7) Don’t start a “watchdog blog.” Seriously, don’t ever.
8) Don’t read the comments.
9) Don’t leave a comment.
I suppose it’s refreshing, in a way, that James is so enthusiastically candid about silencing and tone-policing.
But let’s acknowledge the elephant in the room here — or, more specifically, the child-molesting-clergy-being-protected-by-the-hierarchy-because-reputation-is-more-important-than-people-or-justice in the room here. That context — the decades long scandal of horrific predatory abuse by clergy and the complicity of church leaders in covering it up — is the sort of “silly embarrassment” that demonstrates just how toxic and awful James’ 10 commandments are.
James’ sixth commandment might merely seem vaguely dickish until you read it with that sort of context in mind. Then you realize it’s far, far worse.
Tell me, Samuel James, what should I do when I meet someone who was preyed on as a child by a pastor, and has since seen that pastor defended and promoted by the church?

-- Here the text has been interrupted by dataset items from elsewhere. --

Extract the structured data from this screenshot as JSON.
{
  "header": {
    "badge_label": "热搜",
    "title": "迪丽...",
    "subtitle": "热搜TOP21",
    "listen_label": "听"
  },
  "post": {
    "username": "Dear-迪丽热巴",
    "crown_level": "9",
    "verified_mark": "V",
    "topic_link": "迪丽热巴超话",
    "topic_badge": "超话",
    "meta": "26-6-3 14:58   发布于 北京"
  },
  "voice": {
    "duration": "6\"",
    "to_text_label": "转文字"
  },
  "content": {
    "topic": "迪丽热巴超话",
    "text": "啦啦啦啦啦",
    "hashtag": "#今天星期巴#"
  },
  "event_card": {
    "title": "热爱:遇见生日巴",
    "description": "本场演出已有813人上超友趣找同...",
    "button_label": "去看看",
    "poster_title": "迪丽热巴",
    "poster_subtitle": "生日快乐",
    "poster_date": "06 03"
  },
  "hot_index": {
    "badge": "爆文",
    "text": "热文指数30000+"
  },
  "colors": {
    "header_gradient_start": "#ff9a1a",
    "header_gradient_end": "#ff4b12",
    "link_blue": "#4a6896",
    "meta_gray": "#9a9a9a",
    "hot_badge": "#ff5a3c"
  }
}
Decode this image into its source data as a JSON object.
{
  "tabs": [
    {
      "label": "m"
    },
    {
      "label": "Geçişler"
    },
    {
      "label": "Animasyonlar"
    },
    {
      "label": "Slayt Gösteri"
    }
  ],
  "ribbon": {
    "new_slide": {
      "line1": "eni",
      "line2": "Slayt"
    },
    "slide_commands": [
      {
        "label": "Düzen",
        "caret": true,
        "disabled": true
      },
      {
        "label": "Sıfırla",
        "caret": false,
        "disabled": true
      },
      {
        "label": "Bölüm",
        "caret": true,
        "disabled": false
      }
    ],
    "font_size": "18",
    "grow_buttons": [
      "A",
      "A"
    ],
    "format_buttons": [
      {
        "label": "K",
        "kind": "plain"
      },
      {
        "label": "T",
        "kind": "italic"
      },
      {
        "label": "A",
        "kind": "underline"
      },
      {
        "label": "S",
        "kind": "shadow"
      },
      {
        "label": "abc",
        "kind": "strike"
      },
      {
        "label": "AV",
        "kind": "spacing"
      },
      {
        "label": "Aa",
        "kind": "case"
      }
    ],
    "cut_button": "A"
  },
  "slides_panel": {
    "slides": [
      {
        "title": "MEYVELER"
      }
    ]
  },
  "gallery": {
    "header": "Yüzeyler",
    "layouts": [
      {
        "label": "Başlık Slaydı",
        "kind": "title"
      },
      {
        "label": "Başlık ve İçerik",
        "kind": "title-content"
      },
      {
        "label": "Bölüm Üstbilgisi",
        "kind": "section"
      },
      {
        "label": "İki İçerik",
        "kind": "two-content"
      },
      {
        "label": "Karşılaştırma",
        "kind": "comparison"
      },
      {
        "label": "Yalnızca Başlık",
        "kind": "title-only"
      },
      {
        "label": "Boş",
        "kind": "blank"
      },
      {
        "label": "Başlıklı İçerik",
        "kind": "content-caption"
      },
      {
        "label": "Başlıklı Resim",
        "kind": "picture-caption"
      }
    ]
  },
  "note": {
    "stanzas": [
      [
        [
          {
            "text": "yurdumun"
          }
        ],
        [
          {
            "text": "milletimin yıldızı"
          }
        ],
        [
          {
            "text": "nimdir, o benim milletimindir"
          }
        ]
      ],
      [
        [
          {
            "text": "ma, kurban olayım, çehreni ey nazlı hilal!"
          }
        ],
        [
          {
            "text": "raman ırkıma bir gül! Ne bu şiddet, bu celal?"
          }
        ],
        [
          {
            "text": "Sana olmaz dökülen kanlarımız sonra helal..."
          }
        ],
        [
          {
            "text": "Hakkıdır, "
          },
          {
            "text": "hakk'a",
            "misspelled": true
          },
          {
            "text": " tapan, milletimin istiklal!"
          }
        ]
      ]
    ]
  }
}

Don’t ever, ever, ever, EVER even passively, suggestively, or indirectly legitimize or rationalize bitterness and suspicion towards the church. If someone says to you, “This is why I don’t go to church,” they might think they’re telling the truth, but they’re not. They don’t love the church because they don’t love Jesus. Saying, “Yes, you have a point, church can be so frustrating” feels like empathy, but it’s not. It’s self-preserveration [sic] at the cost of slandering Christ’s body.
I don’t think “evil” is too strong a word for that response. I mean, whether it’s due to actual malice or just to a staggering ignorance, the result is malicious and harmful. It’s horrible pastorally. It is, in every way, the opposite of prophetic.
Samuel James: “You will find out on that day when you go in to hide in an inner chamber.” (No one really knows what that means, exactly, since the editors of 1 Kings failed to include the ending to that story. But it’s certainly appropriate here.)